Il 7 febbraio la Chiesa celebra San Riccardo, re e pellegrino, padre santo e uomo giusto, ricordato dalla tradizione come sovrano saggio e umile, capace di unire la responsabilità del governo al desiderio sincero di cercare Dio.
La sua memoria ci invita a riscoprire che la santità può fiorire anche nei doveri familiari e civili, quando tutto è vissuto come servizio.
San Riccardo visse nell’VIII secolo ed è venerato come re dei Sassoni occidentali, in Inghilterra.
Pur esercitando l’autorità regale, non si lasciò sedurre dal potere: governava con giustizia, attenzione ai poveri e rispetto per la fede cristiana, consapevole che ogni autorità è dono ricevuto e non privilegio da difendere.
Era sposo e padre.
La sua casa fu una piccola chiesa domestica, dove i figli crebbero nella fede e nella carità.

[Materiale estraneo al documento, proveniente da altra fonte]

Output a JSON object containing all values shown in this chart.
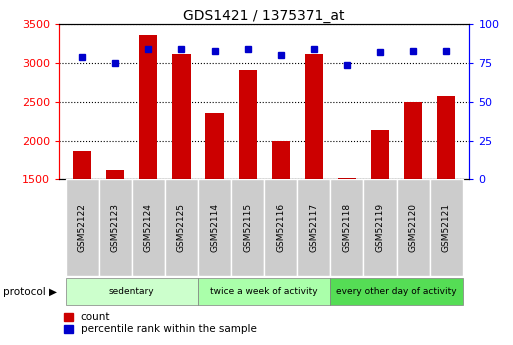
{
  "title": "GDS1421 / 1375371_at",
  "samples": [
    "GSM52122",
    "GSM52123",
    "GSM52124",
    "GSM52125",
    "GSM52114",
    "GSM52115",
    "GSM52116",
    "GSM52117",
    "GSM52118",
    "GSM52119",
    "GSM52120",
    "GSM52121"
  ],
  "counts": [
    1870,
    1620,
    3360,
    3110,
    2360,
    2910,
    1990,
    3110,
    1520,
    2140,
    2500,
    2580
  ],
  "percentiles": [
    79,
    75,
    84,
    84,
    83,
    84,
    80,
    84,
    74,
    82,
    83,
    83
  ],
  "ylim_left": [
    1500,
    3500
  ],
  "ylim_right": [
    0,
    100
  ],
  "yticks_left": [
    1500,
    2000,
    2500,
    3000,
    3500
  ],
  "yticks_right": [
    0,
    25,
    50,
    75,
    100
  ],
  "bar_color": "#cc0000",
  "dot_color": "#0000cc",
  "groups": [
    {
      "label": "sedentary",
      "start": 0,
      "end": 4,
      "color": "#ccffcc"
    },
    {
      "label": "twice a week of activity",
      "start": 4,
      "end": 8,
      "color": "#aaffaa"
    },
    {
      "label": "every other day of activity",
      "start": 8,
      "end": 12,
      "color": "#55dd55"
    }
  ],
  "sample_cell_color": "#cccccc",
  "protocol_label": "protocol",
  "legend_count": "count",
  "legend_percentile": "percentile rank within the sample",
  "bar_width": 0.55
}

Due di loro, Villibaldo e Vunibaldo, sarebbero diventati santi missionari, segno che l’esempio dei genitori è la prima e più efficace educazione.
Giunto a maturità, Riccardo sentì nel cuore il desiderio del pellegrinaggio.
Lasciò la sicurezza del trono e partì con i figli verso Roma, come semplice viandante, per pregare sulle tombe degli apostoli.
Un re che si fa pellegrino: gesto che parla di umiltà e di fiducia.
Il viaggio fu lungo e faticoso.
Attraversando la Francia, giunto a Lucca, si ammalò gravemente.
Lì concluse la sua vita terrena, lontano dalla patria, ma vicino a Dio, come un pellegrino che raggiunge la meta.
La sua morte fu serena, circondata dalla preghiera.
Il popolo iniziò presto a venerarlo per la sua bontà e per la testimonianza di una vita semplice e retta.
Non grandi imprese, ma una fedeltà quotidiana lo resero santo.
San Riccardo mostra che la santità non dipende dal ruolo che si occupa, ma dall’amore con cui si vive.
Anche il potere può diventare servizio, anche la famiglia può diventare cammino verso Dio.
Ci insegna che educare è testimoniare; che il pellegrinaggio è immagine della nostra vita; e che siamo tutti viandanti, in cammino verso una patria più grande.
“Cercate prima il regno di Dio e la sua giustizia.” – (Mt 6,33)
Oggi San Riccardo ci invita a vivere con responsabilità e umiltà i nostri compiti quotidiani, trasformando lavoro, famiglia e scelte in un pellegrinaggio di fede, perché ogni passo ci avvicini sempre di più al Signore.